Semiconductor chips having conversion layers disposed thereon are known, wherein in the case of the conventional semiconductor chips, the conversion layer mostly has a lower refractive index than the layers of the semiconductor layer stack. For example, the conventional conversion layer is composed of a matrix material, e.g., silicone or resin, and a conversion element disposed therein. The conversion layer is applied, e.g., as a separate layer onto the semiconductor chip or disposed as a volume filler around the semiconductor chip. Alternatively, it is known to adhere ceramic phosphorous platelets onto the semiconductor chip by means of, e.g., a silicone adhesive.

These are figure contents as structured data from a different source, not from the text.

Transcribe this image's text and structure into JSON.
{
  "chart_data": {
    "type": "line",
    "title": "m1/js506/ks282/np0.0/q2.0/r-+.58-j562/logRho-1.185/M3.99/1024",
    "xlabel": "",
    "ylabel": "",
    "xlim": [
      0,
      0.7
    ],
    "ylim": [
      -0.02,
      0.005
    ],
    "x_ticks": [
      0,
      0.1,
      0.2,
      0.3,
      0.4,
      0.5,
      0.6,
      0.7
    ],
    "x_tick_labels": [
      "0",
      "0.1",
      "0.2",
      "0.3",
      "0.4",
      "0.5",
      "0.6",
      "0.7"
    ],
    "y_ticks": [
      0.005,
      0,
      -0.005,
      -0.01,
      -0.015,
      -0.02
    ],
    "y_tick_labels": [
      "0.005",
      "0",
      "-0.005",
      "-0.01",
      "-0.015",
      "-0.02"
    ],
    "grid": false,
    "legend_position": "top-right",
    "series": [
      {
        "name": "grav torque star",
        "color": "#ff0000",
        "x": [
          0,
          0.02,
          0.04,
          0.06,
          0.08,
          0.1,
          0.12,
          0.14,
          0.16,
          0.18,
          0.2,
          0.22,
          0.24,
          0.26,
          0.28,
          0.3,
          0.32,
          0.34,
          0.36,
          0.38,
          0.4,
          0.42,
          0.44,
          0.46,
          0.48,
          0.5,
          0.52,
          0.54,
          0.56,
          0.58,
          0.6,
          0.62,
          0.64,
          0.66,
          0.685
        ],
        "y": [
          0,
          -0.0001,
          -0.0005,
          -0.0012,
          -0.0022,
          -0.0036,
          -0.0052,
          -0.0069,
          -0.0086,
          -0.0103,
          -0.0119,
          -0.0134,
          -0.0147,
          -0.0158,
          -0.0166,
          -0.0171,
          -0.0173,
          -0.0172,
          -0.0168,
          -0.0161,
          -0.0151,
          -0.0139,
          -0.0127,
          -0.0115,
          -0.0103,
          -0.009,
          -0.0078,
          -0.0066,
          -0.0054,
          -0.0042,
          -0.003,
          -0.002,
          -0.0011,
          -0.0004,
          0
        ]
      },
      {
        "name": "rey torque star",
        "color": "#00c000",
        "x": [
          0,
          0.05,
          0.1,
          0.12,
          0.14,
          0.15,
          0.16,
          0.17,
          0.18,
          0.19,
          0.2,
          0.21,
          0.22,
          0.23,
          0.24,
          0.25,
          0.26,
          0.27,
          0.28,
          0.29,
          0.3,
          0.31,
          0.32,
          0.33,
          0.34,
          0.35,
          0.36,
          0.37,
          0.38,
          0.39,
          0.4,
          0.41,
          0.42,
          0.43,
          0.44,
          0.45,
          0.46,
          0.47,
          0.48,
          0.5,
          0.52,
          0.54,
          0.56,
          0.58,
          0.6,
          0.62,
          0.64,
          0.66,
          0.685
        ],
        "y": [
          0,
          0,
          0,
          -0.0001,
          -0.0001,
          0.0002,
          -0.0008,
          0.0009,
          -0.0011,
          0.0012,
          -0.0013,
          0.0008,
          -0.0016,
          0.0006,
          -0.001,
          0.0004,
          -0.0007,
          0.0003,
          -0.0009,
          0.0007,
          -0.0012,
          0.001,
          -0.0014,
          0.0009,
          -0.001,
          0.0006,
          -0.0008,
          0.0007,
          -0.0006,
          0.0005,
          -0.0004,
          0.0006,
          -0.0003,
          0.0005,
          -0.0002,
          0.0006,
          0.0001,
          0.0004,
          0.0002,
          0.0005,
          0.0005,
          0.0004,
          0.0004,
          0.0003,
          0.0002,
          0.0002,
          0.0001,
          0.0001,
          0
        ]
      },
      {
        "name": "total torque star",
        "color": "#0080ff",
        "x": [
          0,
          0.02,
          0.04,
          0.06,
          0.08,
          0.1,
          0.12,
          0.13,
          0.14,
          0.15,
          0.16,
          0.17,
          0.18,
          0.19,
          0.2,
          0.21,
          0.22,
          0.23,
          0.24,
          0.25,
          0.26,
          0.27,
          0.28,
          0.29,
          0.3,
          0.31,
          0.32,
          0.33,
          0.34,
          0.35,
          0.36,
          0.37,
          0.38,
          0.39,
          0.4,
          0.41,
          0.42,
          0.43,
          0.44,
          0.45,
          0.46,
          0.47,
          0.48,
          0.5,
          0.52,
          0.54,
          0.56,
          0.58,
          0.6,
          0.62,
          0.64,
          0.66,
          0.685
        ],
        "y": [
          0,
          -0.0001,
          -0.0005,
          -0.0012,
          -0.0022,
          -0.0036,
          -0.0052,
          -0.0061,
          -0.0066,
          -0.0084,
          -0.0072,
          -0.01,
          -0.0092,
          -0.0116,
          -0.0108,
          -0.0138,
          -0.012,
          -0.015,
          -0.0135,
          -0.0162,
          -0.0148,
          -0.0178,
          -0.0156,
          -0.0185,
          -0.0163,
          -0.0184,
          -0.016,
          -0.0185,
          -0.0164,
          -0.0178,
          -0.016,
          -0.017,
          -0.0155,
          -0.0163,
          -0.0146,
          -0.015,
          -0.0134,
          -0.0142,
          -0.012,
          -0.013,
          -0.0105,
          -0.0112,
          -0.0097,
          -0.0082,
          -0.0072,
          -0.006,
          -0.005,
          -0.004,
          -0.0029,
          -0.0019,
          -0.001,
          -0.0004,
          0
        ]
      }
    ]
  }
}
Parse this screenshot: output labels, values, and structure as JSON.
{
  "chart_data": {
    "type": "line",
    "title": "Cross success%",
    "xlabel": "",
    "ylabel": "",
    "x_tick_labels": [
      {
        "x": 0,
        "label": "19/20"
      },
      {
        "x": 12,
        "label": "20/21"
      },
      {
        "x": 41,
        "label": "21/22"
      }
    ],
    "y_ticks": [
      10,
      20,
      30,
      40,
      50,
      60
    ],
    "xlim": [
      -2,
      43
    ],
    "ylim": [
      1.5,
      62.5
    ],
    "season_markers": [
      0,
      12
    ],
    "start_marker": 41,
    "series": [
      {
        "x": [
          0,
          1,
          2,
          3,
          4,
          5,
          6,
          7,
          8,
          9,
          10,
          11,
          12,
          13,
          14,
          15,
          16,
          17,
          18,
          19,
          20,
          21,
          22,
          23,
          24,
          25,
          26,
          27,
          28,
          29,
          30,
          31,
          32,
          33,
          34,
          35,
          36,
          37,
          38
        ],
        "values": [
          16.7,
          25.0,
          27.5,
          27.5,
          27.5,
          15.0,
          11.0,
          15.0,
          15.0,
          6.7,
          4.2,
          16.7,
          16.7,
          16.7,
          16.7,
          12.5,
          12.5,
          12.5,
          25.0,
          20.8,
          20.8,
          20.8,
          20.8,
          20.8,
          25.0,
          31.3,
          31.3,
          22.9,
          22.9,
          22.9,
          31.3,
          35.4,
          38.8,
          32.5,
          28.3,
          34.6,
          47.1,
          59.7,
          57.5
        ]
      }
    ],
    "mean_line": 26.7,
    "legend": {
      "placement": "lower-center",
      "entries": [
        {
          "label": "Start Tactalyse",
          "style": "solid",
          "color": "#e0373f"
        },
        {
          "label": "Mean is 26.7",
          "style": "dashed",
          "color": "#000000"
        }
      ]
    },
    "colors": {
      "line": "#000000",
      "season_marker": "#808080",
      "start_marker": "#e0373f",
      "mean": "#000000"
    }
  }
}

However, conversion layers of this type can have disadvantageously high losses on account of scattered and converted light not completely reflected by a housing or the semiconductor chip itself. Furthermore, the thermal bonding of the conversion layer to the semiconductor chip by a material such as, e.g., resin or silicone, is not optimum, which means that additional efficiency losses can occur. Moreover, efficiency losses can occur by reason of ageing effects such as, e.g., crack formation in the matrix material.
It could therefore be helpful to provide a semiconductor chip in which a conversion layer is coupled in an optically and thermally improved manner to the semiconductor chip and at the same time the semiconductor chip has an increase in the efficiency of the coupling-out of radiation. It could also be helpful to provide a method for the production of such a semiconductor chip.